The People’s Republic of Bangladesh was born into chaos – it was shattered by war, had a ruined economy and a totally disrupted communications system. Henry Kissinger once described the newly independent Bangladesh as an ‘international basket case’. As if to reinforce this point, famine struck between 1973 and 1974 and set the war-ravaged country back even further.
After a couple of years of tumultuous power struggles, General Ziaur Rahman, now the head of the army, took over as martial-law administrator and assumed the presidency in late 1976.

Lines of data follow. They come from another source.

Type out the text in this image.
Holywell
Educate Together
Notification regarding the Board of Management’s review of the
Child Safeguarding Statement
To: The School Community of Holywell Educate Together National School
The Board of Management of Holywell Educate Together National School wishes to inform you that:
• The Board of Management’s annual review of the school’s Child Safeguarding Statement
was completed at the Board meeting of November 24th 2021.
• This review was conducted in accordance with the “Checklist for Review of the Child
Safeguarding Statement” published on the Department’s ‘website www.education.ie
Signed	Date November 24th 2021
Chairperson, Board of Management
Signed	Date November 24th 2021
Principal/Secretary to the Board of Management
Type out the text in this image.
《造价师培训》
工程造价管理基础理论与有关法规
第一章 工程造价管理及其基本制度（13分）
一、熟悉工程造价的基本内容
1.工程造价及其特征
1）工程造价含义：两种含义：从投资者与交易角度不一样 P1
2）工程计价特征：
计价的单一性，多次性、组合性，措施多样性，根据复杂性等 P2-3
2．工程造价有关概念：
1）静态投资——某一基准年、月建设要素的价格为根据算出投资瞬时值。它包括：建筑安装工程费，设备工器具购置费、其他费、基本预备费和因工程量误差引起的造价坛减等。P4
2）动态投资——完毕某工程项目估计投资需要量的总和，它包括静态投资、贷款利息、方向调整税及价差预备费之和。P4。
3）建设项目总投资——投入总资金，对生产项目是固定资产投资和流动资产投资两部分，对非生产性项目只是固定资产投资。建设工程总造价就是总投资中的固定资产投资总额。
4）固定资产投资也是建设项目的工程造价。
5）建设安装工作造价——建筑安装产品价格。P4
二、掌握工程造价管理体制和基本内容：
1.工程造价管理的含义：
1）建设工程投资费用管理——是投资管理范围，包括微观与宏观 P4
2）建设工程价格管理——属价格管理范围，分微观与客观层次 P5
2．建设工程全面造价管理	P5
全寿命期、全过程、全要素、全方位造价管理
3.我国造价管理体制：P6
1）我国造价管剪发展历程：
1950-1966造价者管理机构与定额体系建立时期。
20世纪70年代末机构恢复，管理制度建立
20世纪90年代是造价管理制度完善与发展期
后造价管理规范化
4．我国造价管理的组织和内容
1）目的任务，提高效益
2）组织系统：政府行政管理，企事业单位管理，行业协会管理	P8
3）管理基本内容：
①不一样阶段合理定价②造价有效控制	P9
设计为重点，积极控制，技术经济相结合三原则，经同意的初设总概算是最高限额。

The overwhelming victory of President Zia (as Ziaur Rahman was popularly known) in the 1978 presidential poll was consolidated when his party, the newly formed Bangladesh Nationalist Party (BNP), won two-thirds of the seats in the parliamentary elections of 1979. Martial law was lifted and democracy returned to Bangladesh. Zia proved to be a competent politician and statesman. Assistance began pouring in and over the next five years the economy went from strength to strength.
Though the country progressed economically during the late 1980s, in early 1990 the economy began to unravel and massive rallies and hartals (strikes) were held. During this period Zia’s wife, Begum Khaleda Zia, who had no political experience, became head of the BNP and, in the ensuing election, the Awami League won about 33% of the vote compared to the BNP’s 31% – but the BNP won about 35 more seats in parliament. Begum Khaleda Zia became prime minister in 1991.

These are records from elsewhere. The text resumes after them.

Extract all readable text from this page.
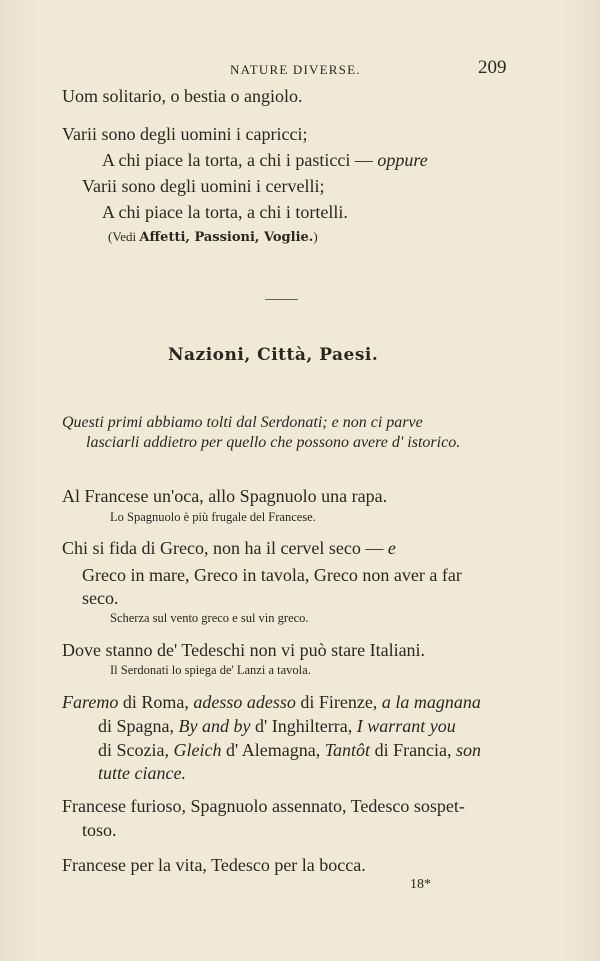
NATURE DIVERSE.	209
Uom solitario, o bestia o angiolo.
Varii sono degli uomini i capricci;
A chi piace la torta, a chi i pasticci — oppure
Varii sono degli uomini i cervelli;
A chi piace la torta, a chi i tortelli.
(Vedi Affetti, Passioni, Voglie.)
Nazioni, Città, Paesi.
Questi primi abbiamo tolti dal Serdonati; e non ci parve
lasciarli addietro per quello che possono avere d' istorico.
Al Francese un'oca, allo Spagnuolo una rapa.
Lo Spagnuolo è più frugale del Francese.
Chi si fida di Greco, non ha il cervel seco — e
Greco in mare, Greco in tavola, Greco non aver a far
seco.
Scherza sul vento greco e sul vin greco.
Dove stanno de' Tedeschi non vi può stare Italiani.
Il Serdonati lo spiega de' Lanzi a tavola.
Faremo di Roma, adesso adesso di Firenze, a la magnana
di Spagna, By and by d' Inghilterra, I warrant you
di Scozia, Gleich d' Alemagna, Tantôt di Francia, son
tutte ciance.
Francese furioso, Spagnuolo assennato, Tedesco sospet-
toso.
Francese per la vita, Tedesco per la bocca.
18*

Never fully accepting the election result, the Awami League, headed by Sheikh Hasina, began to agitate against the BNP. A long and economically ruinous period of hartals (strikes) eventually brought down the BNP government in June 1996, and the Awami League took power.

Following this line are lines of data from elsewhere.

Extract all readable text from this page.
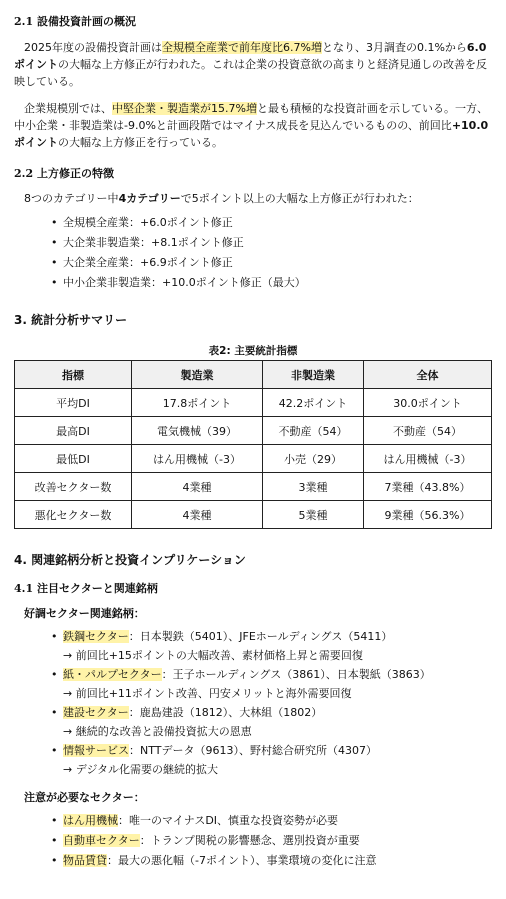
2.1 設備投資計画の概況

2025年度の設備投資計画は全規模全産業で前年度比6.7%増となり、3月調査の0.1%から6.0ポイントの大幅な上方修正が行われた。これは企業の投資意欲の高まりと経済見通しの改善を反映している。

企業規模別では、中堅企業・製造業が15.7%増と最も積極的な投資計画を示している。一方、中小企業・非製造業は-9.0%と計画段階ではマイナス成長を見込んでいるものの、前回比+10.0ポイントの大幅な上方修正を行っている。

2.2 上方修正の特徴
8つのカテゴリー中4カテゴリーで5ポイント以上の大幅な上方修正が行われた：
• 全規模全産業：+6.0ポイント修正
• 大企業非製造業：+8.1ポイント修正
• 大企業全産業：+6.9ポイント修正
• 中小企業非製造業：+10.0ポイント修正（最大）
3. 統計分析サマリー
表2: 主要統計指標
指標	製造業	非製造業	全体
平均DI	17.8ポイント	42.2ポイント	30.0ポイント
最高DI	電気機械（39）	不動産（54）	不動産（54）
最低DI	はん用機械（-3）	小売（29）	はん用機械（-3）
改善セクター数	4業種	3業種	7業種（43.8%）
悪化セクター数	4業種	5業種	9業種（56.3%）
4. 関連銘柄分析と投資インプリケーション
4.1 注目セクターと関連銘柄
好調セクター関連銘柄：
• 鉄鋼セクター：日本製鉄（5401）、JFEホールディングス（5411）
→ 前回比+15ポイントの大幅改善、素材価格上昇と需要回復
• 紙・パルプセクター：王子ホールディングス（3861）、日本製紙（3863）
→ 前回比+11ポイント改善、円安メリットと海外需要回復
• 建設セクター：鹿島建設（1812）、大林組（1802）
→ 継続的な改善と設備投資拡大の恩恵
• 情報サービス：NTTデータ（9613）、野村総合研究所（4307）
→ デジタル化需要の継続的拡大
注意が必要なセクター：
• はん用機械：唯一のマイナスDI、慎重な投資姿勢が必要
• 自動車セクター：トランプ関税の影響懸念、選別投資が重要
• 物品賃貸：最大の悪化幅（-7ポイント）、事業環境の変化に注意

The past eight or nine years have seen no respite in the political twisting and turning. Khaleda Zia’s Nationalist Party and its three coalition partners won the 2001 elections. Arguing that the elections were rigged, the now-opposition Awami League began parliamentary boycotts. In August 2003, two opposition Awami League politicians were murdered, triggering a spate of hartals. In February 2004, the opposition called a series of general strikes in a failed attempt to force the government from power.
The Bangladeshi constitution states that at the end of its tenure the government must hand power over to an unelected, neutral caretaker government who must organise elections within 90 days. In January 2007, with elections due and neither side able to agree on a suitable caretaker government, and street protests over the stalemate becoming increasingly large and violent, a military-backed caretaker government under the leadership of Fakhruddin Ahmed took over. One of its first acts was to declare emergency rule, postpone the elections to late 2008 and ban all political activity. In the meantime they promised to stamp out the corruption that in recent years had seen Bangladesh rated the world’s second most corrupt nation after Nigeria. For much of 2007 the caretaker government was genuinely popular with many Bangladeshis, but by August of that year a curfew was imposed on many Bangladeshi cities after students took to the streets demanding an end to the emergency.
The country has suffered from a series of low-key bomb attacks by local Islamic militant groups, but in general Islamic militancy hasn’t taken root here in the way many feared it might. Other good news can be found in the economy, which, in recent years, has been steadily growing at around 5% to 6% per annum, fuelled primarily by the country’s burgeoning textile industry. Though still one of the world’s poorest and least developed nations, Bangladesh normally manages to feed itself and the future of the country looks brighter than it has done for years - the ‘basket case’ metaphor can be safely laid to rest.